Anti-Obama otherists have wrapped themselves in the flag of American exceptionalism, contending that Obama is different because he doesn't believe that the United States is special and superior to other nations. Last summer, former Arkansas Gov. Mike Huckabee, who at the time was mulling a bid for the GOP's 2012 presidential nomination, told Politico that Obama's "worldview is dramatically different than any president, Republican or Democrat, we've had… He grew up more as a globalist than an American. To deny American exceptionalism is in essence to deny the heart and soul of this nation." (In March, Huckabee, à la Gingrich, claimed, wrongly, that Obama had grown up in Kenya and had thus absorbed an anti-colonialist sentiment that prompted him to have a "very different view" of the British than "the average American.") In November, former GOP Sen. Rick Santorum, another 2012 wannabe, told College Republicans at American University, "America is exceptional, and Americans are concerned that there are a group of people in Washington who don't believe that any more."
This is exactly why I've been saying Birtherism is pure and simple dog-whistle racism. Corn's "Otherism" is just the next stage in evolution of this concept, what the polite circles of the GOP use to describe Obama as "fundamentally not like the rest of us." And yet, it's far more than that. Otherism has been used against Democrats for decades now, against Clinton (he's not like us, he's poor trash from the Ozarks), Gore (he's not like us, he's an elitist hippie tree hugger), Kerry (he's not like us, he's a rich snob who played at being a war hero) and of course these days, against Obama. Republicans have always pulled crap like this because it works.
But with Obama, the element of race gives it a whole new dimension.
The key audience for otherists, though, is not the general public. Obama, according to the polls, remains popular, even when voters disapprove of his policies or his handling of key matters. But many tea partiers and other conservatives do view Obama as an interloper and harbor deep fears about him and his agenda. GOP presidential contenders and party leaders need to appeal to these sentiments, and some, no doubt, seek to exploit them. Otherism offers a way to do so.

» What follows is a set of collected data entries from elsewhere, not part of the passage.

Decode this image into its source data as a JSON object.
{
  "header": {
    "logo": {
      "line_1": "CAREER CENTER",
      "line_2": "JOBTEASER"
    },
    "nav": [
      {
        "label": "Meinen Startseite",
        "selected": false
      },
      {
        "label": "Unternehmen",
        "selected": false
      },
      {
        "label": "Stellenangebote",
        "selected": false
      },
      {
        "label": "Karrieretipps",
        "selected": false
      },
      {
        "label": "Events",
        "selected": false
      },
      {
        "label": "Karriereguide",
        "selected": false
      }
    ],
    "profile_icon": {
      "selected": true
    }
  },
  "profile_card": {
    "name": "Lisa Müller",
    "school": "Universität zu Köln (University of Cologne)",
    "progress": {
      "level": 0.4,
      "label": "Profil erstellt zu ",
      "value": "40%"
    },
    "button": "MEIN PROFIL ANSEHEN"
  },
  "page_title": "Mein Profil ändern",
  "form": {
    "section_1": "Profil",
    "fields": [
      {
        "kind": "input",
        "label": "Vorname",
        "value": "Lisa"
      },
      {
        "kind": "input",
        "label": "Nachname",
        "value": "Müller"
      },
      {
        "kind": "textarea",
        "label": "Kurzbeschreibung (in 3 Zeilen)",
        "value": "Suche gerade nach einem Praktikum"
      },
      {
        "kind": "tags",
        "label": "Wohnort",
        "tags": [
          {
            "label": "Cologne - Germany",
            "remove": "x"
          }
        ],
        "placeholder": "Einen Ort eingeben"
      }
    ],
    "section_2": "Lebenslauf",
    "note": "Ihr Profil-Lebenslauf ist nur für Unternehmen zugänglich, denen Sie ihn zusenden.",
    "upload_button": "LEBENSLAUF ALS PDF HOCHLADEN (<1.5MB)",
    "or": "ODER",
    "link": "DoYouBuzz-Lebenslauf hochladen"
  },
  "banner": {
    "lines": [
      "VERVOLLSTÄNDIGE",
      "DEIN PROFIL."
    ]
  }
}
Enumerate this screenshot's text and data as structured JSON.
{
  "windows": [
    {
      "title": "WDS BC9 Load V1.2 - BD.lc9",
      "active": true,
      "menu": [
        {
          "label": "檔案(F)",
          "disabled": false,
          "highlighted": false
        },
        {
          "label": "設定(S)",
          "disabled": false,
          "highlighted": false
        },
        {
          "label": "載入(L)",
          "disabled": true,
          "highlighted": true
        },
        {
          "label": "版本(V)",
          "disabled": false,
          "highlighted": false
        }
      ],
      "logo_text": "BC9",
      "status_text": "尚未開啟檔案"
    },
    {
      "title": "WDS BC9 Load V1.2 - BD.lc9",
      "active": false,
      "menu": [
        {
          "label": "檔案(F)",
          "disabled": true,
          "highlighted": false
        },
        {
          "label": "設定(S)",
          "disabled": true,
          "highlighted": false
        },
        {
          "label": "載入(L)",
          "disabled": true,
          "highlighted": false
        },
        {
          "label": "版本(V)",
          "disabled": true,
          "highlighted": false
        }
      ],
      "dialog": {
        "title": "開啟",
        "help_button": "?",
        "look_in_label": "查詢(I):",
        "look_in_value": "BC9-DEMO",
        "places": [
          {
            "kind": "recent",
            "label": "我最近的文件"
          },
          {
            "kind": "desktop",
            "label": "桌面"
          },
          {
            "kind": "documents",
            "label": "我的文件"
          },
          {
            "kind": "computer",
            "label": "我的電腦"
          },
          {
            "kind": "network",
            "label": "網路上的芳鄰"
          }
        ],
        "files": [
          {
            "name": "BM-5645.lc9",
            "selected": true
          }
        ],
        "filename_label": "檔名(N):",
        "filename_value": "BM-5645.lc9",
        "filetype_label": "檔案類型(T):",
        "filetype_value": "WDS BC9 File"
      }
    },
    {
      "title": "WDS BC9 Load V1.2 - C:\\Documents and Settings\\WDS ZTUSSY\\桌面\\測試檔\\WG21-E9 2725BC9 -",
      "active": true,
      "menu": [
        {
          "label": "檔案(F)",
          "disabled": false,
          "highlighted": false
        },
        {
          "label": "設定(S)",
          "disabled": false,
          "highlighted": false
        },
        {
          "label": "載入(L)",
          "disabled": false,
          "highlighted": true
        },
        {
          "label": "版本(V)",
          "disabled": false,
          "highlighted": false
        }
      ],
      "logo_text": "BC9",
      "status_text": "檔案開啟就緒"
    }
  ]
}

Unlike birtherism, otherism remains quite useful to the Republicans. Not even the adults of the party can resist its ugly temptations.
When you combine otherism with racism, the result is the frenetic, dangerous cottage industry we see today springing up and playing on the fear that our nation's first African-American president may be our nation's last president period. Racism as fear has had a long and ugly political history in this country, but rarely has the disease been this acute.
This is the new Obama Derangement Syndrome...same as it ever was, if you think about it.